А подвижный и деятельный характер Людмилы Викторовны похоже изнурял в первую очередь саму её. За столом сидят, культурно всё, а она тебя спросит, за тебя ответит, а потом долго объясняет, почему ты не прав. Лёха ржал. Это было смешно, что пару раз тёщу хотелось заграбастать, как Маринку, потискать – потормошить. Но вместе с ростом пуза у Маринки, у тёщи росла потребность в воспитании Лёхи и это стало чуть раздражать. Абсолютно незнакомый для Лёхи статус всё время виноватого, постепенно надоел. И вот уже всё реже он смеётся над милыми замечаниями, и старается уйти от ответа, но и этим не отделаешься. Ответил – получи, потому что ты не прав. Промолчал – ещё хуже: тебе тут же объяснят, что ты обиделся (да-да! я вижу – ты обиделся!..) потому что был не прав в следующих ситуациях… И Лёха задирает брови, узнав, что он оказывается и в тот раз был тоже не прав, а и не заметил…
А самое неприятное, что Леха совершенно не желал пополнить армию «обиженных на тёщь»!.. Ведь правда же – да, это смешно, когда рассказывают о чопорной и вредной дуре, которая отравляет жизнь своими выкрутасами!.. А чем же ты отличаешься от неё, зятёк, если ты не можешь найти общий язык с женщиной, которая тебя в два раза старше? Если у тебя ума больше не хватило, кроме как на склоку и скандалы с ней… Чем ты-то лучше?..

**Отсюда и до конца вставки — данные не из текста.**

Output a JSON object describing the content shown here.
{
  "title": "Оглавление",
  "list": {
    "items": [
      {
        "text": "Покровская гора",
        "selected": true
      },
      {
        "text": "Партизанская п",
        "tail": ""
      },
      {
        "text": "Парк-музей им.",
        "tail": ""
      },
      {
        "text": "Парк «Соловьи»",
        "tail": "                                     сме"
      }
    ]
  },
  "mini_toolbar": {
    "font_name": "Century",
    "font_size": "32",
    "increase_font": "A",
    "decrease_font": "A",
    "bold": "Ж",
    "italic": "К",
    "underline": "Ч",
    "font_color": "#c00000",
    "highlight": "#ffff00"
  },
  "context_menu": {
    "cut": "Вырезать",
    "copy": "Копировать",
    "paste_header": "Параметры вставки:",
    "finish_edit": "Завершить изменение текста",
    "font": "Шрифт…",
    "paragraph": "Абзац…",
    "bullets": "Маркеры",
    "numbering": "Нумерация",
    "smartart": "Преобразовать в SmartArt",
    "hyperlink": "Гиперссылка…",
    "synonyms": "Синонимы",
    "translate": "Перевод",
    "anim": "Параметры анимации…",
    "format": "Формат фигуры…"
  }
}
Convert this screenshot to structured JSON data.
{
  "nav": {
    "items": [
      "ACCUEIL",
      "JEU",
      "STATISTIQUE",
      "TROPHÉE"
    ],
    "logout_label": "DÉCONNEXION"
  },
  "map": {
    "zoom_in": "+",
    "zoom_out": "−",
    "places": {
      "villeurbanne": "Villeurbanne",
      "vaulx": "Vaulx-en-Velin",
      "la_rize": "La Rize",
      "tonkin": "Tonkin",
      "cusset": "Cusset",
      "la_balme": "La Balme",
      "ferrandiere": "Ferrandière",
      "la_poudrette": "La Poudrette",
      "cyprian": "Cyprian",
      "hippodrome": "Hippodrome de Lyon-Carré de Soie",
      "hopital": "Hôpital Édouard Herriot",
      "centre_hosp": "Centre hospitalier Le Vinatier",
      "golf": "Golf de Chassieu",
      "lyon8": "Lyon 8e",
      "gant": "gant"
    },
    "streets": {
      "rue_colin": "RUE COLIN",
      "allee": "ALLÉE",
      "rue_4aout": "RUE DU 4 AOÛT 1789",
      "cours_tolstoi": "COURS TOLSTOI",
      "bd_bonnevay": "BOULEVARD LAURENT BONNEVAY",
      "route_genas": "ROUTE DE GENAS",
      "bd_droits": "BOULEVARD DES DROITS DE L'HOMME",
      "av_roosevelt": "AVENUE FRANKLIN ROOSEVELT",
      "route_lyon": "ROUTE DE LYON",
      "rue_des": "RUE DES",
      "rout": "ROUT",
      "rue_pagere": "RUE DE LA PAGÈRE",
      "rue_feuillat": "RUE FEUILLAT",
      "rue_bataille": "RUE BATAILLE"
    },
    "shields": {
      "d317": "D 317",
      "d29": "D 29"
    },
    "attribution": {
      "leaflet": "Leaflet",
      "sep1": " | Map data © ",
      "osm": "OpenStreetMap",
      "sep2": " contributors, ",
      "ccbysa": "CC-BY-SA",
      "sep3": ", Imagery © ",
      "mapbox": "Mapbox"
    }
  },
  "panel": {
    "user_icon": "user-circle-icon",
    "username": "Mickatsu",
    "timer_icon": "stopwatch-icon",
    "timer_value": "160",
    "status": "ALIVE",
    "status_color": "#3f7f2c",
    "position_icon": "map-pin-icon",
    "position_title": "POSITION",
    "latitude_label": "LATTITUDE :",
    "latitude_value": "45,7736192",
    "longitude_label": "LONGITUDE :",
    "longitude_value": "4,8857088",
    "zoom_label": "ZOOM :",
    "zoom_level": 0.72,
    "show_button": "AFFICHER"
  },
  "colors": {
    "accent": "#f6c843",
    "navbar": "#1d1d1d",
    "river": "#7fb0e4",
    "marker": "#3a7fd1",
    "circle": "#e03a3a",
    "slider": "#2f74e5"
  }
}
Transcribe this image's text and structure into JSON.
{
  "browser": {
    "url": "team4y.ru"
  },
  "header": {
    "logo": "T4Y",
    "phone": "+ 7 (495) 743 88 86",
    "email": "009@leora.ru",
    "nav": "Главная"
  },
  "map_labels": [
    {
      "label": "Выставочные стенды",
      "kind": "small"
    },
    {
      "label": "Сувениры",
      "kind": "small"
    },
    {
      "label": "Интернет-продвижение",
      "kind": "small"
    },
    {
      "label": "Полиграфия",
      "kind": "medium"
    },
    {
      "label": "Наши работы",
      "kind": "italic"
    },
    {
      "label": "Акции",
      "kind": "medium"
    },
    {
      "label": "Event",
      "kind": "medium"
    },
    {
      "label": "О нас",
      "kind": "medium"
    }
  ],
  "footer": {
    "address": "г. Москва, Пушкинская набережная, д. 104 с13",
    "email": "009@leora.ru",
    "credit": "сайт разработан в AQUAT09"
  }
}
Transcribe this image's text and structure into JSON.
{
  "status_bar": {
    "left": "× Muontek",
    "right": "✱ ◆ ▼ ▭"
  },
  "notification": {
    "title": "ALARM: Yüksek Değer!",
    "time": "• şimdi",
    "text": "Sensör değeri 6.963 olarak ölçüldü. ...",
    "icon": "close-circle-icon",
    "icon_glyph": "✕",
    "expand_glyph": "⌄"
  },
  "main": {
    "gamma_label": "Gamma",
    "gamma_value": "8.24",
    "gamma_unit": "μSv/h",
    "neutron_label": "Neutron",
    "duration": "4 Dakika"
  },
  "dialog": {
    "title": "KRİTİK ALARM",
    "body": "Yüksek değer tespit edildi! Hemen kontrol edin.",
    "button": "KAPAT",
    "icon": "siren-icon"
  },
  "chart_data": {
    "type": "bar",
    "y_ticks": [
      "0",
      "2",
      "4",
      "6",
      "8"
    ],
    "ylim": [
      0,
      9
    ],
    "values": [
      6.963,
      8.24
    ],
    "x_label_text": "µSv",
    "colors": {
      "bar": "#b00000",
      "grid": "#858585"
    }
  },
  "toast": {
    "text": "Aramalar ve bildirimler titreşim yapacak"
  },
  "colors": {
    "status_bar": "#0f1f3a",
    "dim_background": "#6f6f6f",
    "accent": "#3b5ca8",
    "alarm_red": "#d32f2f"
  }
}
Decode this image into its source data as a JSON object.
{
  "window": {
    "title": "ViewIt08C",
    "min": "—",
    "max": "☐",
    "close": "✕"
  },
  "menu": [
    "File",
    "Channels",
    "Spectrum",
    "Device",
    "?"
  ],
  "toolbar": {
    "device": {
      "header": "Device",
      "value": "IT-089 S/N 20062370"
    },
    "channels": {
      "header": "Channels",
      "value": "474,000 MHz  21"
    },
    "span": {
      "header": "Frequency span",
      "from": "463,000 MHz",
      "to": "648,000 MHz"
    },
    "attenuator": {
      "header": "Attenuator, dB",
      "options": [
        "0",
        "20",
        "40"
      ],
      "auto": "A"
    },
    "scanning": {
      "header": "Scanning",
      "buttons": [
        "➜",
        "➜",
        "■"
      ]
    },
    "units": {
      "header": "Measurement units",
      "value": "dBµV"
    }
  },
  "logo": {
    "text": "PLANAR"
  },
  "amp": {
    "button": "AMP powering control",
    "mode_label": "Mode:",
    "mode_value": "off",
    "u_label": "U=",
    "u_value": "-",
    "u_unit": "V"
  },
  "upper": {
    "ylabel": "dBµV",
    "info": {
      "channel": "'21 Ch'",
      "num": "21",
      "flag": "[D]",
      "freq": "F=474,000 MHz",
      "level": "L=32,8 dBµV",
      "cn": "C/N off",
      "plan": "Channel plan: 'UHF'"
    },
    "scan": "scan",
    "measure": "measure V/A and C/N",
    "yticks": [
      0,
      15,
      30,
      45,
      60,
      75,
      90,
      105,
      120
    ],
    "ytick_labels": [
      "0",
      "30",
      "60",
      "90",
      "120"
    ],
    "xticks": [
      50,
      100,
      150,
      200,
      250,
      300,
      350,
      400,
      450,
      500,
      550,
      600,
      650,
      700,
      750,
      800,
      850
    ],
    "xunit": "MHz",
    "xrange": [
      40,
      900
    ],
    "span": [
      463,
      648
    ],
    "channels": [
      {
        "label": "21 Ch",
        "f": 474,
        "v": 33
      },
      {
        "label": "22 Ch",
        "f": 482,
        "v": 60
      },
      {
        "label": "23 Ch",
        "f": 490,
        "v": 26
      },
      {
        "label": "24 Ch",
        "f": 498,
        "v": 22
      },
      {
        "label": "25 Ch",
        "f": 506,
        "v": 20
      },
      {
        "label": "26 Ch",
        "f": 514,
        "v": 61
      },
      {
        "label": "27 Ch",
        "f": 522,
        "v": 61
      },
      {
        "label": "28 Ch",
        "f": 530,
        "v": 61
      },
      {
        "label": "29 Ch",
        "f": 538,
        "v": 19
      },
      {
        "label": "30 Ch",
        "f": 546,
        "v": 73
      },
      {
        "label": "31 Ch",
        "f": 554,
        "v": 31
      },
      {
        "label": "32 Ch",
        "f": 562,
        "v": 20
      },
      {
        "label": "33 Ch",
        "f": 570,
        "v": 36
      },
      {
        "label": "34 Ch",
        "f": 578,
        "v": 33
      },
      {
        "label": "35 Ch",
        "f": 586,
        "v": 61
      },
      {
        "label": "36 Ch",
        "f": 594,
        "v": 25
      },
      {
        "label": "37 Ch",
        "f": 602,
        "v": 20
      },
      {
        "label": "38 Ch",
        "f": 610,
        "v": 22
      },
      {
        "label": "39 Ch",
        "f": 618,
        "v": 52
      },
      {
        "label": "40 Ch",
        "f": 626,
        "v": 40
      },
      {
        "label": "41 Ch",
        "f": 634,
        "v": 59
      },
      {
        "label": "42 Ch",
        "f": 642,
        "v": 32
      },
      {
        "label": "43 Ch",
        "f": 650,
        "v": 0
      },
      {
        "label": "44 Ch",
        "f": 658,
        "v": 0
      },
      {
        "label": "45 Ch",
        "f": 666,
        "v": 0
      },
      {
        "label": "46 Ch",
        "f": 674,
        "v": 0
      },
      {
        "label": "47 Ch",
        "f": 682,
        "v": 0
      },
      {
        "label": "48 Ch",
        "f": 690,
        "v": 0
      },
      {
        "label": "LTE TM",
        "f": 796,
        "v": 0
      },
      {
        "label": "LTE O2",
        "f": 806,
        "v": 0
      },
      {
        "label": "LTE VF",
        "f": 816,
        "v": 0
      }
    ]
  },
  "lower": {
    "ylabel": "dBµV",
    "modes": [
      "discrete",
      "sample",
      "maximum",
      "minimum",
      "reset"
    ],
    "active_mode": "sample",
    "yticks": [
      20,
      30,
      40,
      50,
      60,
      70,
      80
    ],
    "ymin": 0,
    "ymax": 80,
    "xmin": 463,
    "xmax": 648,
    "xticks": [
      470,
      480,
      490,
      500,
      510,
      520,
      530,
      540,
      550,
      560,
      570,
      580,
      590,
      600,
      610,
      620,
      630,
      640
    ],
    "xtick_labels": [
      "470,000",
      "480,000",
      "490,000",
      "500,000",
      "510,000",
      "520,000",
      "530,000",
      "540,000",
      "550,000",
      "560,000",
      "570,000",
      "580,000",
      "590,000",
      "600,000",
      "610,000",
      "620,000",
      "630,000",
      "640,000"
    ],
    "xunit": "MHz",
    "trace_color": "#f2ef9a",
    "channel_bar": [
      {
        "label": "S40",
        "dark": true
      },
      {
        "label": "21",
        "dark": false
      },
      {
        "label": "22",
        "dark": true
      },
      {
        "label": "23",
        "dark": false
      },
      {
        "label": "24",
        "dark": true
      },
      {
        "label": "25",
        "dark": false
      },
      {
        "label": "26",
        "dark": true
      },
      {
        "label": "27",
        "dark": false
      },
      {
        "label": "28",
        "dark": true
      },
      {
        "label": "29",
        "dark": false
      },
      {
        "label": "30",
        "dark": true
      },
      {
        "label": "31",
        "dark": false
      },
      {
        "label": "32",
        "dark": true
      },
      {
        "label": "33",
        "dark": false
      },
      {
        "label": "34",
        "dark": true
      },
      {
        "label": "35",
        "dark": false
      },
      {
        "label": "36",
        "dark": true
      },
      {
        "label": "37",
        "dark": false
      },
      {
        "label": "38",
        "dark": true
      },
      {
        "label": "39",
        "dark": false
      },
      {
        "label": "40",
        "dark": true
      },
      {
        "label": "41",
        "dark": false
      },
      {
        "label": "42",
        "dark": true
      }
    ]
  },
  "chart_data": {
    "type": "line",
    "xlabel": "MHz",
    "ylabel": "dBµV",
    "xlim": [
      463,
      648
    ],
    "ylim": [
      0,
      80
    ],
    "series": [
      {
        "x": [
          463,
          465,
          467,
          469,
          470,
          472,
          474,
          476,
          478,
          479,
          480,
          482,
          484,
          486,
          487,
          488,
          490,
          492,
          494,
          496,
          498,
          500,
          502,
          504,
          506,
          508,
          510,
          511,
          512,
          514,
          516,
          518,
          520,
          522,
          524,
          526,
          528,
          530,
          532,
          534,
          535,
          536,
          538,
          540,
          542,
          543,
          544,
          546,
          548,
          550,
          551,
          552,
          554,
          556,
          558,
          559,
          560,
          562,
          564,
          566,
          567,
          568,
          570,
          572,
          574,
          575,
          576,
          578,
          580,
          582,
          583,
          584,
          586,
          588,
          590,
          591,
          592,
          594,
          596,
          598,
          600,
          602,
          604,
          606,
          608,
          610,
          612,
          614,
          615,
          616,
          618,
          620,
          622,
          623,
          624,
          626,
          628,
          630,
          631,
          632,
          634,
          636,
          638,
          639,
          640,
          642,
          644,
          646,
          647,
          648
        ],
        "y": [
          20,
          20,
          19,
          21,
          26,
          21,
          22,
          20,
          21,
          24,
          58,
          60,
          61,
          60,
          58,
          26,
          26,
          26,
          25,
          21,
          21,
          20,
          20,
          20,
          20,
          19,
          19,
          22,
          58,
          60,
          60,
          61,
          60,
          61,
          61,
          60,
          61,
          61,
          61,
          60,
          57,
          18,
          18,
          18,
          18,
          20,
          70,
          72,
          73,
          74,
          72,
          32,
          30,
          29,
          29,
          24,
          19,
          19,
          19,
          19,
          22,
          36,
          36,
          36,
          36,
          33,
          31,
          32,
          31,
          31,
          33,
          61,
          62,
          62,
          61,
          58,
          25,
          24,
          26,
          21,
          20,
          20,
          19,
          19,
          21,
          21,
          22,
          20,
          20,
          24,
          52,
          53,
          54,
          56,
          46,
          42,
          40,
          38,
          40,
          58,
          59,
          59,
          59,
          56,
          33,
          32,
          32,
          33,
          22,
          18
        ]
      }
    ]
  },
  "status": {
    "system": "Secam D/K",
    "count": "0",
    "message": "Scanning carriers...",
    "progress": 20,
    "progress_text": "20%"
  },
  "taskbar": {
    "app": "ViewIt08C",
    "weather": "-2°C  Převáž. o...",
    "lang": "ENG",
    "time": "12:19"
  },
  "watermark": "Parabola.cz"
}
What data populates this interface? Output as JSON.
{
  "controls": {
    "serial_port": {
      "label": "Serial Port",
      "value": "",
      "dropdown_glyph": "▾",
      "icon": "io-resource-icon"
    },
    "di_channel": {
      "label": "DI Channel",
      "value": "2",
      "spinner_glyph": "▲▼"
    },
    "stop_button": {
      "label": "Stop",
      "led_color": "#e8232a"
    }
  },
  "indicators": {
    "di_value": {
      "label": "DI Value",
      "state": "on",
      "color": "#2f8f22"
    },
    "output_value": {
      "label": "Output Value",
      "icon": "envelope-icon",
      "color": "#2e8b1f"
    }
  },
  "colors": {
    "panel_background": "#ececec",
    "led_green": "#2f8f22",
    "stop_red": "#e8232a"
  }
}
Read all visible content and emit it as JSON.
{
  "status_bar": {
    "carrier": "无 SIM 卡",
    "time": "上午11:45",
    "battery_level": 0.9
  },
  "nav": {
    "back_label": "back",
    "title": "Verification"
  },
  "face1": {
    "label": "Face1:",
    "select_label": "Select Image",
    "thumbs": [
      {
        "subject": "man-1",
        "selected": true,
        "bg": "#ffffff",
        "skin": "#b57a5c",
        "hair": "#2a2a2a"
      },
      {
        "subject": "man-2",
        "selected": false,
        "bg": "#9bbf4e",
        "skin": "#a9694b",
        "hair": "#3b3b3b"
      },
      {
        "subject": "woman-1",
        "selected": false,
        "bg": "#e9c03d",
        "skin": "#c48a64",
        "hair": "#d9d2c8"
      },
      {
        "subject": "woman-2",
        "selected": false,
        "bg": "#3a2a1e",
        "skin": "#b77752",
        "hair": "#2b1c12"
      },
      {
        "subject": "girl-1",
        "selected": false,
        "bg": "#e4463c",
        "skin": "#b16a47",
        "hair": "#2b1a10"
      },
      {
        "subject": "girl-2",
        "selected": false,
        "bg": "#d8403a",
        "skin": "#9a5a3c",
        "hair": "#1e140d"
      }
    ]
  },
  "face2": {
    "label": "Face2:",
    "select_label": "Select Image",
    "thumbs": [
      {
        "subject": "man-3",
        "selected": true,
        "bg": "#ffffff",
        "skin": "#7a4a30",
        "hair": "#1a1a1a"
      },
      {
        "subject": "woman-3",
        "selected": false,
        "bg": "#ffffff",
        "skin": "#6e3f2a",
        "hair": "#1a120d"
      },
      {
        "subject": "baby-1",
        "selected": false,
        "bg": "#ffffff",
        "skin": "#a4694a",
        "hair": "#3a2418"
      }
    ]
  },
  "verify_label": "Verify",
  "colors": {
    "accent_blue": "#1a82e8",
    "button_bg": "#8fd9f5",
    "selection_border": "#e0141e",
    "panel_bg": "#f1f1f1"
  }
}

…И Алексей каждый раз настойчиво призывал себя не распускать сопли. Ведь это же смешно! Он – здоровый и умный мужик, у которого вот-вот ребёнок будет (причём ребёнок желанный и потому уже любимый!), он – работяга и вообще человек в принципе адекватный и жизнерадостный, вдруг ни с того ни с сего пополняет ряды малоумных нытиков, которых хлебом не корми – дай поскулить, какая плохая тёща ему попалась! Нет, Лёха ни такой, и быть таким никогда не желает. И уступить он всегда может с лёгкостью – благо воспитан в нормальной семье, где легко и разумно принимают – это отец, это женщина, это старик. Чего ни так? Всё правильно. Субординация, так сказать… И Алексей всякий раз давал себе слово, что при разговорах с Людмилой Викторовной будет кроток, разумен и тактичен. Чего уж проще-то? И всё чаще и чаще он со вздохом понимал, что это ни так уж и просто. Происходило это совершенно неожиданно. Из любой, совершенно безобидной, казалось бы, мелочи у них неминуемо вырастал скандал с разбирательством, выяснением «кто виноват» и последующим «неразговариванием». И Лёха мрачно отмечал, что, видимо, ни такой уж он и умный парень, если не может контролировать процесс общения с единственной тёщей. А самое отвратительное и обескураживающее было то, что Лёха действительно совершенно ни мог объяснить даже самому себе – чего он опять натворил-то? Вроди бы работает, не пьёт, в чужие дела не лезет…
Обычно разговорчивая и приветливая тёща, как оказалось, разговаривает практически только сама с собой. Ежесекундно поучая, давая советы, призывая при этом бога в свидетели, Людмила Викторовна источает массу липкой тягучей патоки, зорко следя, что бы её внимательно слушали, и горе тебе, дураку, если ты по глупости ввяжешься в диалог.
– Только добра!.. Только добра нужно желать друг-другу!, – как всегда неожиданно Людмила Викторовна начинает свой бесконечный монолог уставшим голоском, – И здоровья и мира желать нужно друг другу! Бог всё видит и всегда поможет!, – крестится она странным зигзагом – лоб, плечи, живот, – Только добра и здоровья!.. Чтобы все-все!.. Все-при-все были счастливы и здоровы!..
И Алексей разумно помалкивает, узнав недавно, что соседи Людмилу Викторовну побаиваются и недолюбливают, за спиной называя «истеричкой», почему она и не здоровается ни с кем в доме.